After the shots were all loaded into Lightroom, Ligia and I sat at my laptop to have a look. What we noticed made us very unhappy. A lot of the shots were out of focus, even though they had seemed to be in focus on the camera’s screen. When we viewed the good shots at 100%, all of them were trashed. I have no better way of putting it. It looks like the sensor isn’t really meant for 9 megapixels. But that results in some really cheap-looking shots at full-size. Most of the detail is lost, and a whole lot of white pixels are seen instead. Really, the photos are that bad! To put things in perspective, the photos from my Kodak v610, which is a 6.1 megapixel camera released last summer, and my Panasonic Lumix FZ20K, which is a 5 megapixel camera that’s about three years old, are better than the photos from the S9100! Both of those cameras are less expensive than the S9100.

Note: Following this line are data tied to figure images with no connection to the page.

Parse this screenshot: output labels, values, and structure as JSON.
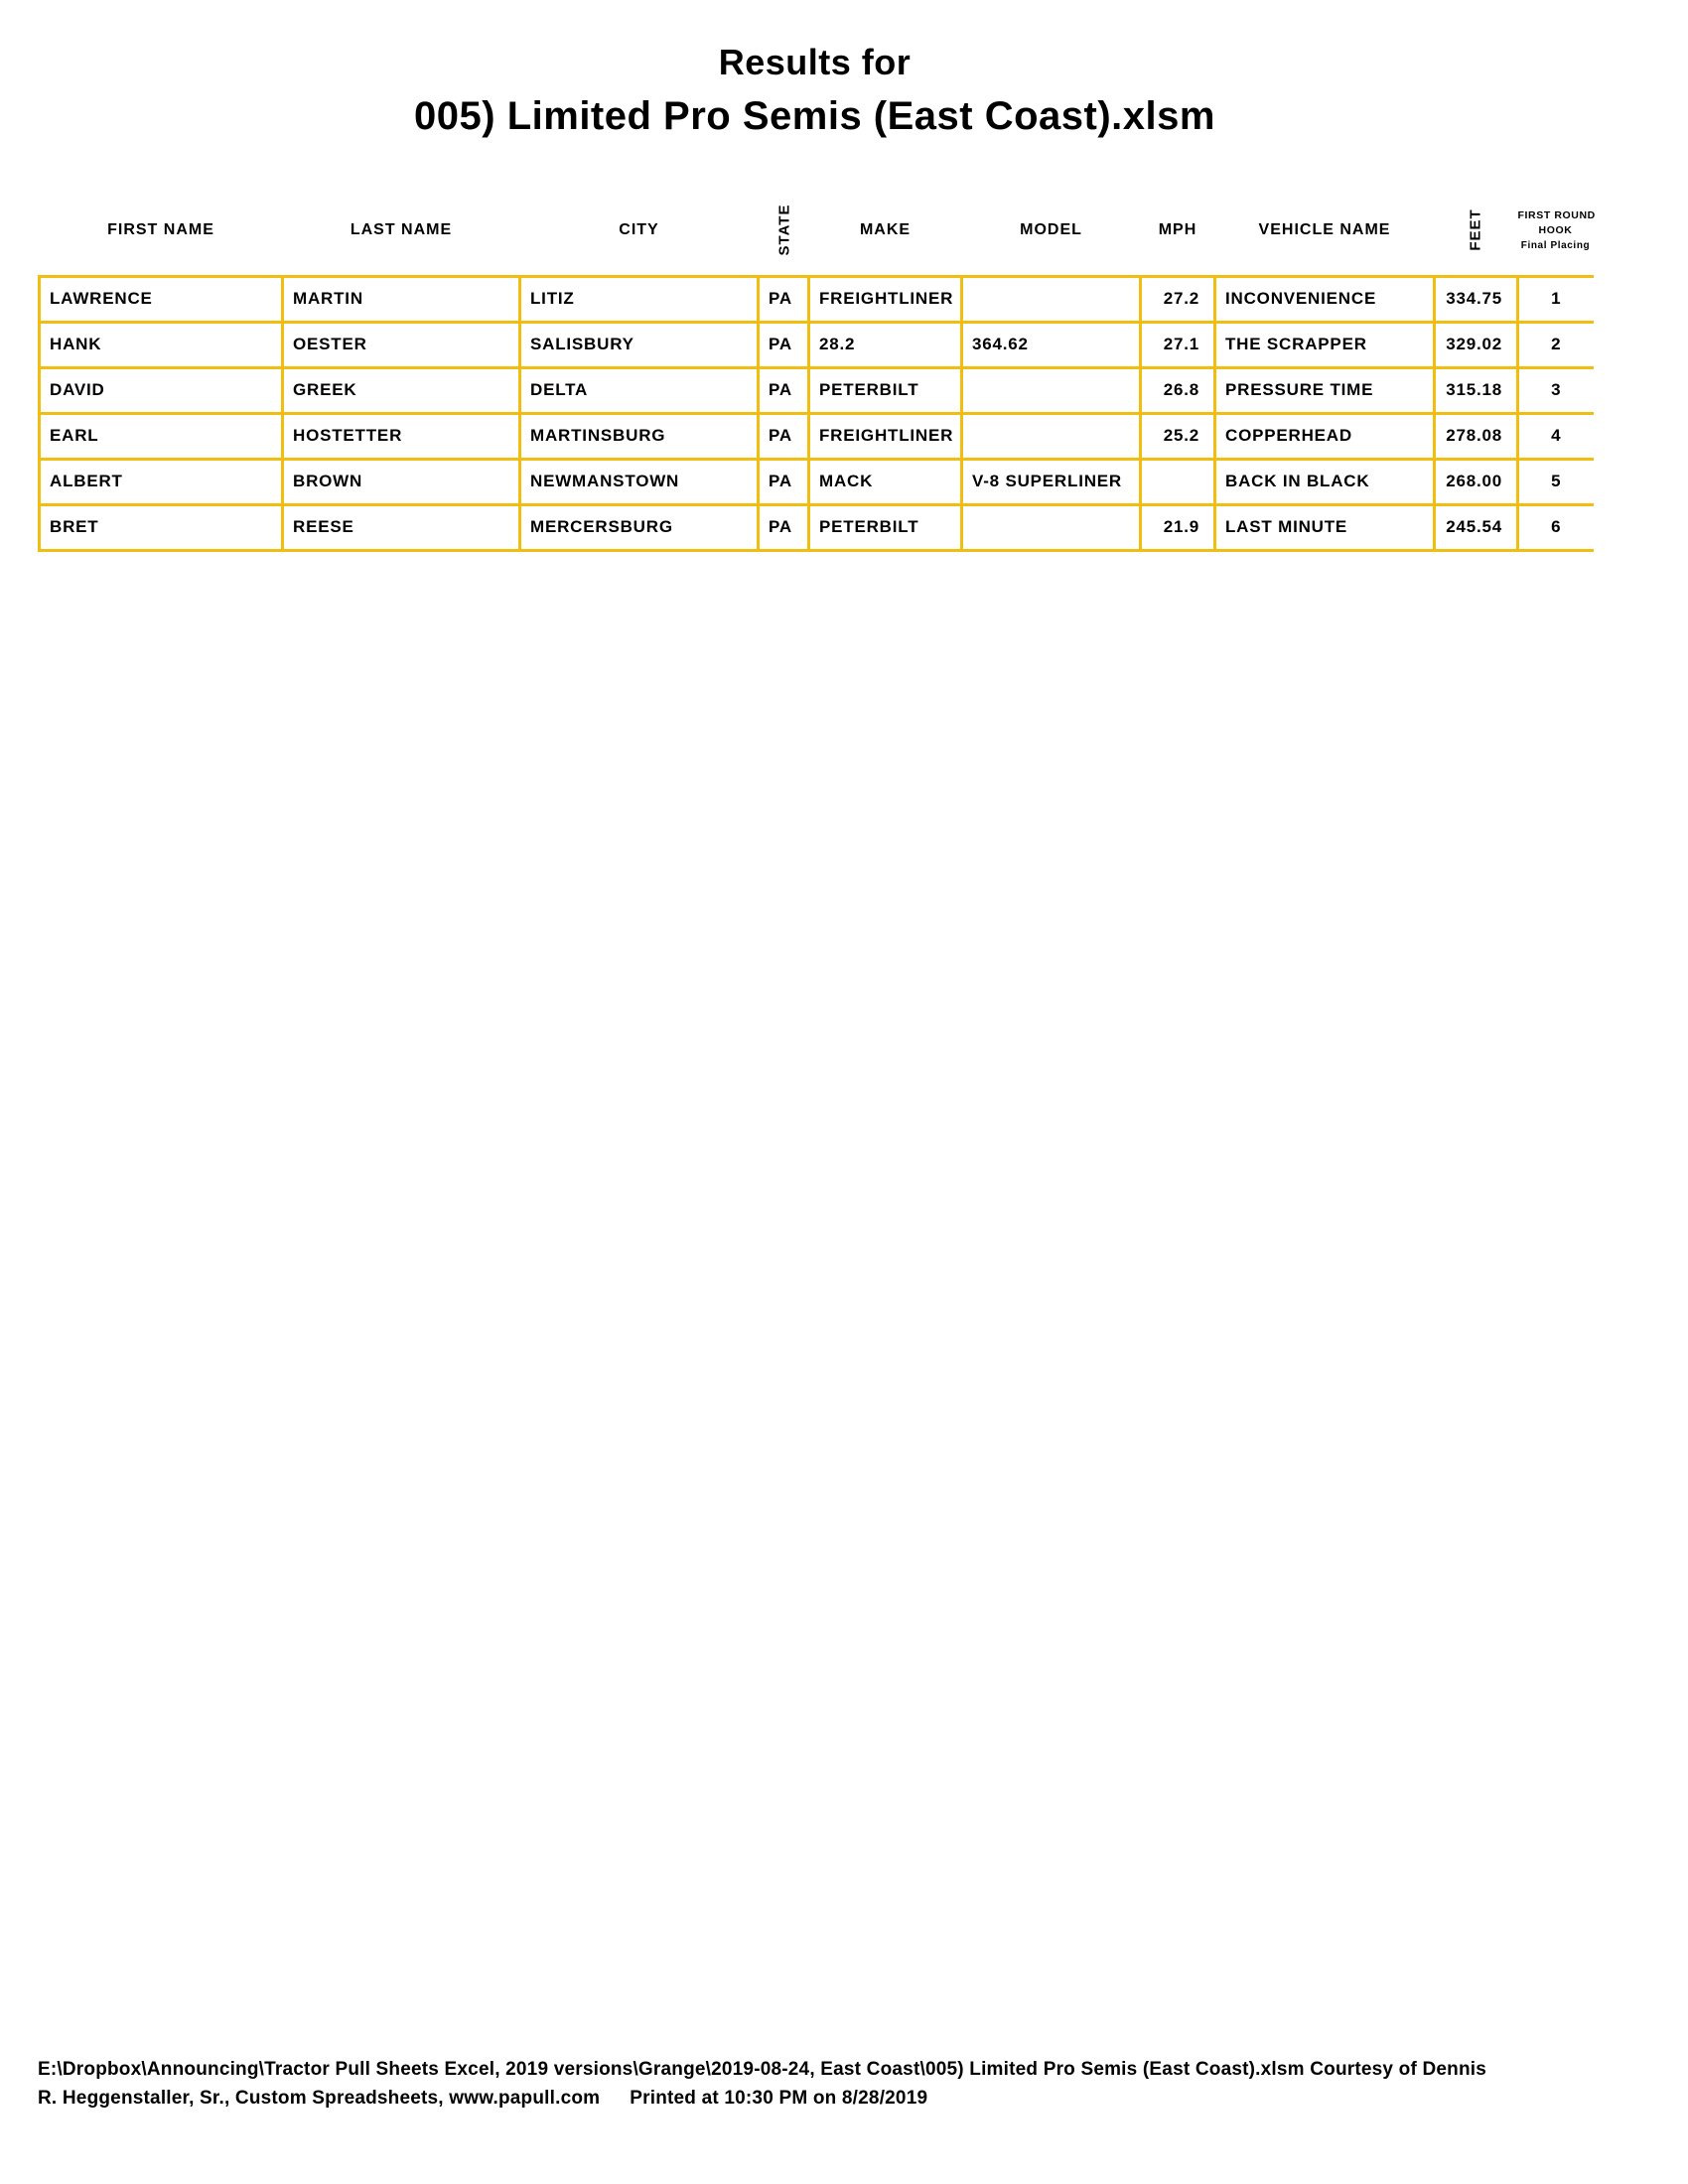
{
  "colors": {
    "table_border": "#F0BE10"
  },
  "title": {
    "line1": "Results for",
    "line2": "005) Limited Pro Semis (East Coast).xlsm"
  },
  "table": {
    "columns": [
      {
        "key": "first-name",
        "label": "FIRST NAME"
      },
      {
        "key": "last-name",
        "label": "LAST NAME"
      },
      {
        "key": "city",
        "label": "CITY"
      },
      {
        "key": "state",
        "label": "STATE"
      },
      {
        "key": "make",
        "label": "MAKE"
      },
      {
        "key": "model",
        "label": "MODEL"
      },
      {
        "key": "mph",
        "label": "MPH"
      },
      {
        "key": "vehicle-name",
        "label": "VEHICLE NAME"
      },
      {
        "key": "feet",
        "label": "FEET"
      },
      {
        "key": "placing",
        "label_lines": [
          "FIRST ROUND",
          "HOOK",
          "Final Placing"
        ]
      }
    ],
    "rows": [
      [
        "LAWRENCE",
        "MARTIN",
        "LITIZ",
        "PA",
        "FREIGHTLINER",
        "",
        "27.2",
        "INCONVENIENCE",
        "334.75",
        "1"
      ],
      [
        "HANK",
        "OESTER",
        "SALISBURY",
        "PA",
        "28.2",
        "364.62",
        "27.1",
        "THE SCRAPPER",
        "329.02",
        "2"
      ],
      [
        "DAVID",
        "GREEK",
        "DELTA",
        "PA",
        "PETERBILT",
        "",
        "26.8",
        "PRESSURE TIME",
        "315.18",
        "3"
      ],
      [
        "EARL",
        "HOSTETTER",
        "MARTINSBURG",
        "PA",
        "FREIGHTLINER",
        "",
        "25.2",
        "COPPERHEAD",
        "278.08",
        "4"
      ],
      [
        "ALBERT",
        "BROWN",
        "NEWMANSTOWN",
        "PA",
        "MACK",
        "V-8 SUPERLINER",
        "",
        "BACK IN BLACK",
        "268.00",
        "5"
      ],
      [
        "BRET",
        "REESE",
        "MERCERSBURG",
        "PA",
        "PETERBILT",
        "",
        "21.9",
        "LAST MINUTE",
        "245.54",
        "6"
      ]
    ]
  },
  "footer": {
    "line1": "E:\\Dropbox\\Announcing\\Tractor Pull Sheets Excel, 2019 versions\\Grange\\2019-08-24, East Coast\\005) Limited Pro Semis (East Coast).xlsm  Courtesy of Dennis",
    "line2_left": "R. Heggenstaller, Sr., Custom Spreadsheets, www.papull.com",
    "line2_right": "Printed at 10:30 PM on 8/28/2019"
  }
}
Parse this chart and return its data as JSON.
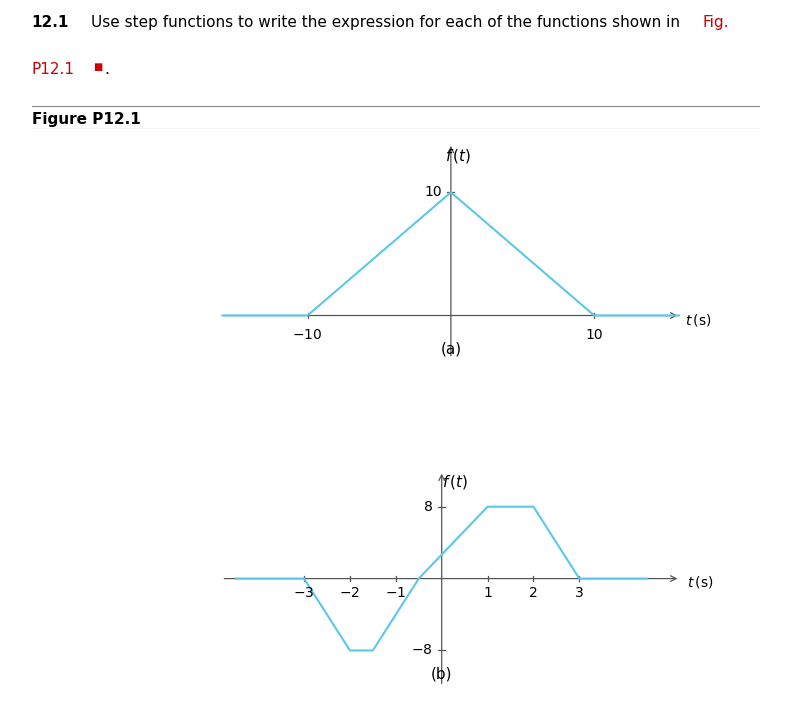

But wait, it gets better! I remembered that a cheap camera from Fuji, the FinePix A700, also uses the same 1.6-inch Super CCD HR sensor. Click on that link and see for yourselves. So what we’ve got here is a sensor from a $157 camera, being used in a camera that originally retailed for over $600. (Now it goes for about $420). That hardly seems appropriate to me, and as the say, the photos tell the truth. Have a look at a crop from one of the photos taken with the S9100 below. It’s a detail from a portrait, and it’s cropped directly in Photoshop, at 100%, with no other editing whatsoever.
Do you see what I mean? That photo’s no good, and every single one of the photos looks like this at 100%. All of the detail is gone because of that overworked sensor. Fuji might as well not have released the S9100. The inadequate sensor ruins it.
Oh, and remember those gorgeous long-exposure shots of the sky? They were all completely dark when I viewed them on my laptop. I mean pitch dark! And yet they appeared beautifully exposed on the camera’s screen. What happened? I’ll tell you: the camera can’t adjust the live preview accurately when composing the shot, and what’s worse, instead of reading the real image from the card and displaying it on the screen after taking it, it re-displays the stored live preview image instead. So I had no real way of knowing what those photos looked like when I took them. I suppose I could have switched to playback mode, but who’d have thought that the camera’s display would be this inaccurate?
After we saw all this, Ligia and I looked at each other, and we knew what had to be done. Even though I prefer to test out cameras for a month so I can get a really good feel for their usability, given the S9100’s shortcomings, there was nothing else to do but to wrap it back up and sit it nicely in its box. It’s going back. I was so disappointed. I loved the body, loved the grip, loved the zoom and ease of use, but when it came to its most important feature, the sensor, I just couldn’t live with it.